1953 la prima elementare


 

Il primo ottobre del 1953, alla scuola della Madonna degli Angeli è suonata la campanella del mio primo giorno di scuola. Quell'anno io frequentai la prima elementare. Il mio primo giorno di scuola è indelebile nella mia mente, tra i ricordi che ho dell'infanzia è quello che mi fa più tenerezza. Quel giorno avevo paura e un misto di agitazione, curiosità e tristezza. Ricordo tutti i preparativi; ero vestito con un grembiule fino al ginocchio di colore nero e un fiocco blu sopra un gran colletto bianco e in mano una cartella marrone che odorava di cuoio e cartone. Ero così contento di imparare a leggere che credevo, dentro di me, che in un giorno, il primo, per magia avrei imparato a capire quegli elementari scarabocchi che tutti leggevano. La maestra appena entrati in classe, senza neppure fare l'appello ci disse di fare un bel disegno libero. Un disegno libero cosa vuol dire? Libero? Forse la maestra voleva un disegno che sapesse volare, oddio io non lo so fare, oppure un disegno senza catene... ma come si fa?
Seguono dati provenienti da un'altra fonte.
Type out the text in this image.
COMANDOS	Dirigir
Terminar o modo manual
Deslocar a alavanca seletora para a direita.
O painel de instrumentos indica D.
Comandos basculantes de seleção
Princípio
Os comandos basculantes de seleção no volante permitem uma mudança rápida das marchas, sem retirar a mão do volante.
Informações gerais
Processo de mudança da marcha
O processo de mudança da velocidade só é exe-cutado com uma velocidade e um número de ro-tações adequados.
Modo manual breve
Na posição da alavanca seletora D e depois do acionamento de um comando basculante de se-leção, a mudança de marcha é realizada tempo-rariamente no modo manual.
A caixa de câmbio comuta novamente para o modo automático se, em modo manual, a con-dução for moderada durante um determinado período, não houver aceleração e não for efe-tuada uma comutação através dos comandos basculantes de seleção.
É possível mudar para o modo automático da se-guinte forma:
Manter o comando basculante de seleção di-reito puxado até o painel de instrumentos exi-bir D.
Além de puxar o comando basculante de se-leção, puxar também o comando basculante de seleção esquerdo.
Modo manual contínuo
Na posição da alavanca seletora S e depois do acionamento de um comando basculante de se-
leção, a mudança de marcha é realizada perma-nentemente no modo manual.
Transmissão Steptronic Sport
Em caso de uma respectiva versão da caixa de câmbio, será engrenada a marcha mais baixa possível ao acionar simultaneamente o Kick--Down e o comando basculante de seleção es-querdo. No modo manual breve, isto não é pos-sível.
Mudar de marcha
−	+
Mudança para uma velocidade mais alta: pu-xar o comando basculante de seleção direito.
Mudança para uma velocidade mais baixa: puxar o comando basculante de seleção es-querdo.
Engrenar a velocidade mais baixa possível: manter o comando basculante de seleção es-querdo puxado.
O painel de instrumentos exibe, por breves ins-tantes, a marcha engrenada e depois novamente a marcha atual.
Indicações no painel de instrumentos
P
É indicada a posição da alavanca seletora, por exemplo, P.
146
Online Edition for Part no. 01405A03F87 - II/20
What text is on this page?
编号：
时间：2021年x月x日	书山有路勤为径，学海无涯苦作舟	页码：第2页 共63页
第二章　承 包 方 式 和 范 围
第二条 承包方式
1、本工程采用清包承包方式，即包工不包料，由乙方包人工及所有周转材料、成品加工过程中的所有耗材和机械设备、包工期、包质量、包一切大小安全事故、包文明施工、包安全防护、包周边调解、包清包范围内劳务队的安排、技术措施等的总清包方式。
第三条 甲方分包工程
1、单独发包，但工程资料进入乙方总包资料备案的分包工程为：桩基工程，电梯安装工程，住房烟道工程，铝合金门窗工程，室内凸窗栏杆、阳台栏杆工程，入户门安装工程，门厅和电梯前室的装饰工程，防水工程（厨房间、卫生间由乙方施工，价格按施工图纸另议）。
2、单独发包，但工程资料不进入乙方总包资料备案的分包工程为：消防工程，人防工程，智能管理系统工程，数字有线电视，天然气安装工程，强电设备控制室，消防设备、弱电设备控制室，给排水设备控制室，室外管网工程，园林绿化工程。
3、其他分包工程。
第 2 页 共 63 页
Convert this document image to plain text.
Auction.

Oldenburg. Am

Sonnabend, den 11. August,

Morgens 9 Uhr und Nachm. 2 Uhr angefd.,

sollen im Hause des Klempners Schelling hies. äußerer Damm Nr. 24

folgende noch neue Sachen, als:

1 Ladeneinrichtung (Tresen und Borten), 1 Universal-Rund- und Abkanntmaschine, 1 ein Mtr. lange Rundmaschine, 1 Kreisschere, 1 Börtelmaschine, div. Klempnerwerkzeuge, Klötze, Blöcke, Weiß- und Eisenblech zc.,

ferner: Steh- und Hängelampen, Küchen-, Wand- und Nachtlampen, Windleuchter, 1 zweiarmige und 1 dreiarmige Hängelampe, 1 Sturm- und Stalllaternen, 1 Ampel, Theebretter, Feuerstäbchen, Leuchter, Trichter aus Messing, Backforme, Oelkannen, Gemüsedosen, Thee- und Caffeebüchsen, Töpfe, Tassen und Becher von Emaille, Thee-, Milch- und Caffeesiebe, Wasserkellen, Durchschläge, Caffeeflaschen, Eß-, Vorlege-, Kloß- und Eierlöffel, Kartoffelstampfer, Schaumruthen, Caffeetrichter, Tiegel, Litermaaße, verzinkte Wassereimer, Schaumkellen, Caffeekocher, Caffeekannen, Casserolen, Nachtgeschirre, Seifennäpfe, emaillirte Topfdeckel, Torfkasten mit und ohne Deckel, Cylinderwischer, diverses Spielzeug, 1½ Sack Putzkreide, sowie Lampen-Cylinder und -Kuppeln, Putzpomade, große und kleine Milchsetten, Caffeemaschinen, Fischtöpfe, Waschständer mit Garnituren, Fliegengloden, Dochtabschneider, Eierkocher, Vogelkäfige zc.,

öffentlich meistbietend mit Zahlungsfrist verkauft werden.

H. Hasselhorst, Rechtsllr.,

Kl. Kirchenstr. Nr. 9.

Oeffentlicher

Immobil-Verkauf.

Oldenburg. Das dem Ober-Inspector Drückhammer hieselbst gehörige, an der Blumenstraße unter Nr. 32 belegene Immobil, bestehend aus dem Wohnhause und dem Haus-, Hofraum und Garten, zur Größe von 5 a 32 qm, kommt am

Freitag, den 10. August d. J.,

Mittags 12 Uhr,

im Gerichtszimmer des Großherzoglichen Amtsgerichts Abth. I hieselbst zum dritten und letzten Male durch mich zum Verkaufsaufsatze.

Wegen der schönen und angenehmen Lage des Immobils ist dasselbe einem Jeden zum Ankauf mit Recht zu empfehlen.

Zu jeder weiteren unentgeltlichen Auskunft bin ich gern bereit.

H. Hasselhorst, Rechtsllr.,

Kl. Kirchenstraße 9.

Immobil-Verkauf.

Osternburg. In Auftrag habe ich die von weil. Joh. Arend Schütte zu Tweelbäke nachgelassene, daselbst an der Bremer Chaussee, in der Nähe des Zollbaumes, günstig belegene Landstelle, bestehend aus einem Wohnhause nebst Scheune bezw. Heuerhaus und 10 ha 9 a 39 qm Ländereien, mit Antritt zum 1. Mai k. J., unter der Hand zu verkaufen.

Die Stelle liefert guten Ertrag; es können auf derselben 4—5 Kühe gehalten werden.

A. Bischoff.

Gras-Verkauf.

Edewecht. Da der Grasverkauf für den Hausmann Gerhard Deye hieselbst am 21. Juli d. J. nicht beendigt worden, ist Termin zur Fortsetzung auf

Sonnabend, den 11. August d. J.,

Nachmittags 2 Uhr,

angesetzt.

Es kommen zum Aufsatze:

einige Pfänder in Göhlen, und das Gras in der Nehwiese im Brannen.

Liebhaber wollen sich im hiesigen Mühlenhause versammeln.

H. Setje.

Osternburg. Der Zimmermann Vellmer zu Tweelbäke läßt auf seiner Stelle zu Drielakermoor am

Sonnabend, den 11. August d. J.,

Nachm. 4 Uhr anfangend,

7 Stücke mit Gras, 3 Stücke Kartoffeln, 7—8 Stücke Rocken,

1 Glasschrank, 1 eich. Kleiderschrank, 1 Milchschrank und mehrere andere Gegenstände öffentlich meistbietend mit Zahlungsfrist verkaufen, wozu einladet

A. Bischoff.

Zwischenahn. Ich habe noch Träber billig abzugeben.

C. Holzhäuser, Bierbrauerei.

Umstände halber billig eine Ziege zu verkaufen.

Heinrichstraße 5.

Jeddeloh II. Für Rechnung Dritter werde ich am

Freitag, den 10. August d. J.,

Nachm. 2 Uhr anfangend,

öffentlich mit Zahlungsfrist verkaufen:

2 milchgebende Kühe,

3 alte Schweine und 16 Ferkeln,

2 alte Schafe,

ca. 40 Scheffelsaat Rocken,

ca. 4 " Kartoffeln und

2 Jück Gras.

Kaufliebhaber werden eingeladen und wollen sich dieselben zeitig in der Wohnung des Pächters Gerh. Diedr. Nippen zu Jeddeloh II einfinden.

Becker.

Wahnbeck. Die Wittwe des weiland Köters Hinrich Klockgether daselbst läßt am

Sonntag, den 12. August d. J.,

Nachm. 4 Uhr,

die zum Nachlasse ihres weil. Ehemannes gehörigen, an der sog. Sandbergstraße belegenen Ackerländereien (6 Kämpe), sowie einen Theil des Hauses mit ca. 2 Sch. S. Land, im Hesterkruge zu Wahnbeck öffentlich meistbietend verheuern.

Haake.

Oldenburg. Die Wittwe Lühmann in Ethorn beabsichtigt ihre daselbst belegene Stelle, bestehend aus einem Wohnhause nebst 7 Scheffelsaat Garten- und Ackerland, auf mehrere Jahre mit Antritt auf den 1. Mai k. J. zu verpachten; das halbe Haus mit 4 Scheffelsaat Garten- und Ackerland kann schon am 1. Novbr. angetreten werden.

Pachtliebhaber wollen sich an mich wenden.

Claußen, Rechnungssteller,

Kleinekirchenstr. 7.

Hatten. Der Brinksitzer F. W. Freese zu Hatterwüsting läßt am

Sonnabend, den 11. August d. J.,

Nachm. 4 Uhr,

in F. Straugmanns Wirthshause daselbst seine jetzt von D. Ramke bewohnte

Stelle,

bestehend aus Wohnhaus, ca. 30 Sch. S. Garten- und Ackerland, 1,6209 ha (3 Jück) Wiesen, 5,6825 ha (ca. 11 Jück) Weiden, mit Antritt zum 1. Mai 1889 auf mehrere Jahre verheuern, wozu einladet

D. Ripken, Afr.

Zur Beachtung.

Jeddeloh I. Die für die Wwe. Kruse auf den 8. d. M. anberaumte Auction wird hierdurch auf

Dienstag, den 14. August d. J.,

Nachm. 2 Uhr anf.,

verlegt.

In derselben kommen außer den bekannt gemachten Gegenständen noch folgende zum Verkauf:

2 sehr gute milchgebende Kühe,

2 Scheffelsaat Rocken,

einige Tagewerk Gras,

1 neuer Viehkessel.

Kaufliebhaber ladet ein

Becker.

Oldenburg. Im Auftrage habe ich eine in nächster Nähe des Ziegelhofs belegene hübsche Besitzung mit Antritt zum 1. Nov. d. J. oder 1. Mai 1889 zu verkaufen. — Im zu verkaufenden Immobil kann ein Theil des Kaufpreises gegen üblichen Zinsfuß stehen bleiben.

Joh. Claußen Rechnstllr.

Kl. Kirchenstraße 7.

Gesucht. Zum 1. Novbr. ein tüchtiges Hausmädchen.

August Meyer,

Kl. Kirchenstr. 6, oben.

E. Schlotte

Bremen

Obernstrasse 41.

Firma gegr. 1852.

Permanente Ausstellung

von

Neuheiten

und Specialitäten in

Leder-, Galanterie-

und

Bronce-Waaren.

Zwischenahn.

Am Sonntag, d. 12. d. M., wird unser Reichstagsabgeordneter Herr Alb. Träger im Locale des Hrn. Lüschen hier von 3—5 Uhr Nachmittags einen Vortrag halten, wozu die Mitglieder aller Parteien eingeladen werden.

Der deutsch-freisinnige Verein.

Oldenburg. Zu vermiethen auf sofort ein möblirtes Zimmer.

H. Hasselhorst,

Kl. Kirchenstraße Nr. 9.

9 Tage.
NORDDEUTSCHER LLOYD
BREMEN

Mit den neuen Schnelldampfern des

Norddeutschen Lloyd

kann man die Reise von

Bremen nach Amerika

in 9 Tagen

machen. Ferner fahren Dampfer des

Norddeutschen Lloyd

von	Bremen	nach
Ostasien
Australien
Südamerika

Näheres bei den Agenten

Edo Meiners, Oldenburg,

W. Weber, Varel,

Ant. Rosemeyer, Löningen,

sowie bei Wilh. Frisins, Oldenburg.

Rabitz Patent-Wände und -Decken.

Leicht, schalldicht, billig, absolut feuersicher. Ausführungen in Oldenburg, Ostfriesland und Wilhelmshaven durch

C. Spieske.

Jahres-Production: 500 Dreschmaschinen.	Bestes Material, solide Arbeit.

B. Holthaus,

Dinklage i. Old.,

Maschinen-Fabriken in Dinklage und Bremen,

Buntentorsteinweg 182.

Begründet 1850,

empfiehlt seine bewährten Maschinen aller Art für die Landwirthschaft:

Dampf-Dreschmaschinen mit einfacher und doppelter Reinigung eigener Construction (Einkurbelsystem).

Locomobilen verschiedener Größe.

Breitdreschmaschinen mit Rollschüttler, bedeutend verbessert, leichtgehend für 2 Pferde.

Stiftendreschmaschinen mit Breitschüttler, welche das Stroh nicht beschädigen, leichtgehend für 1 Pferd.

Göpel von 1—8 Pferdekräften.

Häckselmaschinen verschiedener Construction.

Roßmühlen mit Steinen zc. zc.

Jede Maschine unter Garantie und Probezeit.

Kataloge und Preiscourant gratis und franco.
Non so farlo neanche con le catene, figuriamoci senza. Guardo i miei compagni di scuola, di cui non ricordo più i nomi, ma che fanno? Un fiore? un cane? Un gatto? Ora ho capito! E' un disegno a scelta... l'emozione era tanta da non capire quello che la maestra diceva. Finalmente ora potevo disegnare e mi ricordo il mio primo disegno, un pupazzo stilizzato con i capelli rossi e un bel grembiule nero, era proprio il mio compagno di banco. Deluso, al trillo della campanella uscii dall'aula, una corsa fino da mia madre che mi aspettava sul portone della scuola e un urlo di liberazione per dirle: "Mamma guarda che non mi hanno insegnato a leggere"..." Ricordo lei che con un sorriso mi rispose: "Stai tranquillo figliolo, vedrai che nei prossimi giorni lo faranno". Restai da ottobre alla fine di marzo a casa della zia Anna alla Madonna degli Angeli, ritornando a casa solo la domenica, perchè la strada per arrivare a scuola, dalla Madonna della Vittoria, era tanta e mia madre non poteva accompagnarmi tutti i giorni. Tutto questo succedeva tanti anni fa quando la scuola iniziava ogni anno il primo ottobre, e per tutti era una certezza, adesso ogni anno la data è diversa, forse perché viviamo in un mondo troppo volubile e quindi anche la scuola si è adeguata.